Cameroon goes ahead. In extra time Anton Polster bangs in the equaliser. Austria breathes a deep sigh of relief, while Cameroon concedes that even indomitable lions can find the going tough. Coach Prohaska’s strategy was all awry. It’s a case of old dogs and new tricks.

ACT 2
Despite the glaring evidence of the training sessions, Prohaska seems reluctant to change his wonted line-up and will probably include Herzog and Polster again.
Frau Laurin works at a supermarket. When there’s an important match on television, the whole family – complete with uncles, brothers-in-law, daughters-in-law and grandfather – converges on her flat. Chile shoot a goal. The Austrians think it should have been disallowed. Although it was impossible to tell from the TV picture, the ball quite clearly never crossed the line.
The Chilean players celebrate the header by their divine Ivan Zamorano and the quick thinking of Marcelo Salas.
In extra time Ivica Vastic takes a right-footed swipe at the ball and it sails into the far corner of the net. The Austrians cheer, more from relief than jubilation perhaps, and the Chileans walk off the pitch with despondency written all over their faces.

ACT 3
Consensus reigns in Austria, from Chancellor Viktor Klima downwards: the Italians are a beatable opponent and will therefore be beaten. Prohaska has finally nominated the players who are playing best. Hannes Reinmayr and Ivica Vastic are in, Herzog is out.
The World Cup is a pilgrimage to the source of light. The pilgrims have come to the first crossroads. The Italians have consulted their history books and have ascertained that the days in which the Austrian team had a chance of beating them were back in the Stone Age.

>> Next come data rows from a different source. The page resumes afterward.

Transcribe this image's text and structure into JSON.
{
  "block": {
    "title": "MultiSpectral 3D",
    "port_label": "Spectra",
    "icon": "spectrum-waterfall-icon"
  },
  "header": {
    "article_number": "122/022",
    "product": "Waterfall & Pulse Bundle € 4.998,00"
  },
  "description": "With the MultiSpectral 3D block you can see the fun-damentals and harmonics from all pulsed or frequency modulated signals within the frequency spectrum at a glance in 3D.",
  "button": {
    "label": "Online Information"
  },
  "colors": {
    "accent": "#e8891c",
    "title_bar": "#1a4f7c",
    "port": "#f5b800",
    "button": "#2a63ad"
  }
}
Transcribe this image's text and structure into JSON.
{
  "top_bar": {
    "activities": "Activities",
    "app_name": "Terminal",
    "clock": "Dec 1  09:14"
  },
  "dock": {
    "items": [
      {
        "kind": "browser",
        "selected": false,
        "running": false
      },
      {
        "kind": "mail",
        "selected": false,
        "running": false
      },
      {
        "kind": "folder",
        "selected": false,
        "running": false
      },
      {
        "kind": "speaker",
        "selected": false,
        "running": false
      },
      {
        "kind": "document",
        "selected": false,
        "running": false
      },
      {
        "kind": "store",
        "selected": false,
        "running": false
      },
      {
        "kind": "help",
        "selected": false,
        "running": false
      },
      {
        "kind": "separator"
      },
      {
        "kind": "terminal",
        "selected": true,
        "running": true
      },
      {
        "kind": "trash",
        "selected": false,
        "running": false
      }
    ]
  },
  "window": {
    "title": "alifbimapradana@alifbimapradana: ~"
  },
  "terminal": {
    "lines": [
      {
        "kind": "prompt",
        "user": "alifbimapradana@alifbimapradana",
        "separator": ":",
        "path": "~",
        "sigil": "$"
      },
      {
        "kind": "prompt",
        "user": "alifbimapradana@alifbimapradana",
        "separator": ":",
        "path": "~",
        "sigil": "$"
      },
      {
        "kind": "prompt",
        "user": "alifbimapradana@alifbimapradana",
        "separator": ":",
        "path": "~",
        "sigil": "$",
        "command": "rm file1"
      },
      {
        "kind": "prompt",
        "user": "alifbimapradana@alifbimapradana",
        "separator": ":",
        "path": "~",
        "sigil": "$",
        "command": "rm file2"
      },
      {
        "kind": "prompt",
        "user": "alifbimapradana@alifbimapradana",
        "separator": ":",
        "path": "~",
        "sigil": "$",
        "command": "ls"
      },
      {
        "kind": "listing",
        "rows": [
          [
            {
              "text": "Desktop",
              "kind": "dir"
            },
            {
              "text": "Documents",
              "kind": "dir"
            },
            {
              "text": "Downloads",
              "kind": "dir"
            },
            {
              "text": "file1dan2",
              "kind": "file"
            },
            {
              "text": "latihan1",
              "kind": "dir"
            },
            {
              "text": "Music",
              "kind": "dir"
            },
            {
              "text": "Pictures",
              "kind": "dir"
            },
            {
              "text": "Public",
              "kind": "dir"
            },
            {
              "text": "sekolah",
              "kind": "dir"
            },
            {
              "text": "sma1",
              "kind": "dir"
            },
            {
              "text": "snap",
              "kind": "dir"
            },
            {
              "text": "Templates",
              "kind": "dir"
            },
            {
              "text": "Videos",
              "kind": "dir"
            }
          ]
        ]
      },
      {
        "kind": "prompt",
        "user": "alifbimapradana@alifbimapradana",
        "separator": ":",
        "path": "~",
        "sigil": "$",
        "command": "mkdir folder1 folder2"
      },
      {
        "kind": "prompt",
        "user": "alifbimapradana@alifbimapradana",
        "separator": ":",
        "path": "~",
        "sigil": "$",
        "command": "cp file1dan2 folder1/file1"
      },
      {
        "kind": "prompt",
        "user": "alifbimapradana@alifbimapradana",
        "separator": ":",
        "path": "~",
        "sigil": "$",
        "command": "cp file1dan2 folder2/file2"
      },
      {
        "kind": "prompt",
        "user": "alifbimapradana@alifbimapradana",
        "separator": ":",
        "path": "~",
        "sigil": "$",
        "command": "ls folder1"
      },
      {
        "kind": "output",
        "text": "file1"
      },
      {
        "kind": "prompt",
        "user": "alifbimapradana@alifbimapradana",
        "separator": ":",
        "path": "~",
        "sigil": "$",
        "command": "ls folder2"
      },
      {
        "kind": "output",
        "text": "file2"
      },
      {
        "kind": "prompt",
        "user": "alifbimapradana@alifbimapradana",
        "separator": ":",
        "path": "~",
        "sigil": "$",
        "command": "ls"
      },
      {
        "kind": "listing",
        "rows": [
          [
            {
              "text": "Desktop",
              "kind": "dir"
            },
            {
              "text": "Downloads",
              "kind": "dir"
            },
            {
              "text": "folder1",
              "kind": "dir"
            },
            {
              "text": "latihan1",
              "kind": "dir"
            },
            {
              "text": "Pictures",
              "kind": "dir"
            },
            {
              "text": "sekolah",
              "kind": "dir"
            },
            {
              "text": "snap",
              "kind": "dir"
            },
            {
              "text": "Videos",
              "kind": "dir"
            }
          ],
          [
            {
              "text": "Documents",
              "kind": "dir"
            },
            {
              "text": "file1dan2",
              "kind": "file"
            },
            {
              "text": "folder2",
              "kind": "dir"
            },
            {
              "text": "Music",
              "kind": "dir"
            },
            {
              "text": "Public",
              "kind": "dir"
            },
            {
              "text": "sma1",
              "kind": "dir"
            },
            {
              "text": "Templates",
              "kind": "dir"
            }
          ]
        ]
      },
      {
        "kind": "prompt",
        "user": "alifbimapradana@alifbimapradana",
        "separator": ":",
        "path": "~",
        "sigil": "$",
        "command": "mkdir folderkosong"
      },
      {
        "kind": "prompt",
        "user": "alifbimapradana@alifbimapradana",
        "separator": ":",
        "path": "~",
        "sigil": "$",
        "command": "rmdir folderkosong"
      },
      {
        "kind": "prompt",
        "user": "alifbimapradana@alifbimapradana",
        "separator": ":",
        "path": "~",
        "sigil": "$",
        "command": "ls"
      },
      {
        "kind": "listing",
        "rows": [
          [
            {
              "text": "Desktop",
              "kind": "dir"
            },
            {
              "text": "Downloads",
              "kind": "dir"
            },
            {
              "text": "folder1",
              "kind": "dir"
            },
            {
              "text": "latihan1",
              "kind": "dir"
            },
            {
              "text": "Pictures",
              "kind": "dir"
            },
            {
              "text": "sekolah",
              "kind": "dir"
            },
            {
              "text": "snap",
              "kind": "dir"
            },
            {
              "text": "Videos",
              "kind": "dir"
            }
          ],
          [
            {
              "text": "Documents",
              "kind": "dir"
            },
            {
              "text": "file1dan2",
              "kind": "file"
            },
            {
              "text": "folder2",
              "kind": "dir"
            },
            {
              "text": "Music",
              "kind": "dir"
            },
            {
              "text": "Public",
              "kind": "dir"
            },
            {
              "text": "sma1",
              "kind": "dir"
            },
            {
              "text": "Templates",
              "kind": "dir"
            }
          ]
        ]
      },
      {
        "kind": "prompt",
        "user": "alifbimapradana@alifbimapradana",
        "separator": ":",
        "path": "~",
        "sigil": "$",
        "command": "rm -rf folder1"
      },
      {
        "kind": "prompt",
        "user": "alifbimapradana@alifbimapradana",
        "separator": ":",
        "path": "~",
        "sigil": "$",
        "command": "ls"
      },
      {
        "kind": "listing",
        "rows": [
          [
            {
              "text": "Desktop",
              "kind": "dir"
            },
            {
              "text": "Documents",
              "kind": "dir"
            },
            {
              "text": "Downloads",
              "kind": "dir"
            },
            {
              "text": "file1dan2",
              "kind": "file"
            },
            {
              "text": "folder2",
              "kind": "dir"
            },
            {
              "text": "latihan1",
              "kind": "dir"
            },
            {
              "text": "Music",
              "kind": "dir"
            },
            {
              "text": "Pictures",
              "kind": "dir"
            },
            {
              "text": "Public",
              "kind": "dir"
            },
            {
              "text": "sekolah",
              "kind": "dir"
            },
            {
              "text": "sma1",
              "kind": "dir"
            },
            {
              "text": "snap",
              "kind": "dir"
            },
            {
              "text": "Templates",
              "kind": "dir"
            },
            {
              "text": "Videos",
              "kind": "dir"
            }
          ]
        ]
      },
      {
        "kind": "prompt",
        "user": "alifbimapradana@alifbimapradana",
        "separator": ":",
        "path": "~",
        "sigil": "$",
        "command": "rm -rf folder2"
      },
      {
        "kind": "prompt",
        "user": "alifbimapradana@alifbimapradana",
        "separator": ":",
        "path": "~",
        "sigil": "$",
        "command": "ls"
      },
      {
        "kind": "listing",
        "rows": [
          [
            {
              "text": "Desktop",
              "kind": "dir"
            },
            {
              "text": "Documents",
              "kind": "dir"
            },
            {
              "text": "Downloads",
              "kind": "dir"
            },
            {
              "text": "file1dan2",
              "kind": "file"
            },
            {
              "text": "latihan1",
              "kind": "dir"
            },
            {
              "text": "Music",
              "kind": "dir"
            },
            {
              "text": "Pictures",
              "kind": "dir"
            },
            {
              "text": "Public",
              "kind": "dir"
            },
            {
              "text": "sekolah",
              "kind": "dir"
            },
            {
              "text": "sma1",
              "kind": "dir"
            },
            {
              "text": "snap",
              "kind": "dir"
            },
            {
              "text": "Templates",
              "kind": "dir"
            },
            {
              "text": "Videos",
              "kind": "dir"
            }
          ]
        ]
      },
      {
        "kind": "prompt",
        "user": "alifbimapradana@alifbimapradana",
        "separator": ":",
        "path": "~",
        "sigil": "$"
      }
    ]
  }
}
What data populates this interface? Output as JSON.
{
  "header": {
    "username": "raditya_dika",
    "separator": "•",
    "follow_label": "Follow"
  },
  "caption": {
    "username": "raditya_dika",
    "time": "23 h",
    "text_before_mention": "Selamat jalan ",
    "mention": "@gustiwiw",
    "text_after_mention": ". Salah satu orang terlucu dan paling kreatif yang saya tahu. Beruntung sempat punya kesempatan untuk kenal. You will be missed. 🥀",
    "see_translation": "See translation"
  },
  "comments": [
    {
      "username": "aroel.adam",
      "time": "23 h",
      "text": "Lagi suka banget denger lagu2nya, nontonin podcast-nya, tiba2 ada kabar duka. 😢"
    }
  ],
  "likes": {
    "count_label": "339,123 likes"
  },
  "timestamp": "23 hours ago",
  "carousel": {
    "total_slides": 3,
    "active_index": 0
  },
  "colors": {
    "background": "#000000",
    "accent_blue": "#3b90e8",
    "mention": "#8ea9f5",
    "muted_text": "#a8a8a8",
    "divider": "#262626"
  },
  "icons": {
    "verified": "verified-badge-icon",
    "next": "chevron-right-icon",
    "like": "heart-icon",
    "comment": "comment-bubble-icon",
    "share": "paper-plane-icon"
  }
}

Austria puts its faith in miracles and wonders.
Glazier Toni has heard tell of wonders, but ”they’re the seven wonders of the world”.
The Italians score. Polster is taken off and, deeply insulted, goes to the cabin in a huff.
The Italians score again, and all Austria is insulted because their cherished predictions failed to come true.
In extra time Herzog shoots a penalty to make it 2:1.
The Austrian team have finally shown they can play attractive football. That was their downfall.
Had the Germans played the same game – so the unanimous verdict of the Austrian spectators – they would have had luck on their side and won.
Ivica Vastic says as long as there’s lesson to be learnt, there’s still hope to be nurtured.

EPILOGUE
In the quarter finals the Croatians put the Germans out of the contest. Global gratification.
The French emerge triumphant from the ultimate combat for the light and against the Brazilians. But that’s a story everyone knows. The drama is over, and man has learnt a lesson because the outcome took him by surprise.
Here too, soccer and Aristotle agree: ”In all probability much will occur that is improbable.”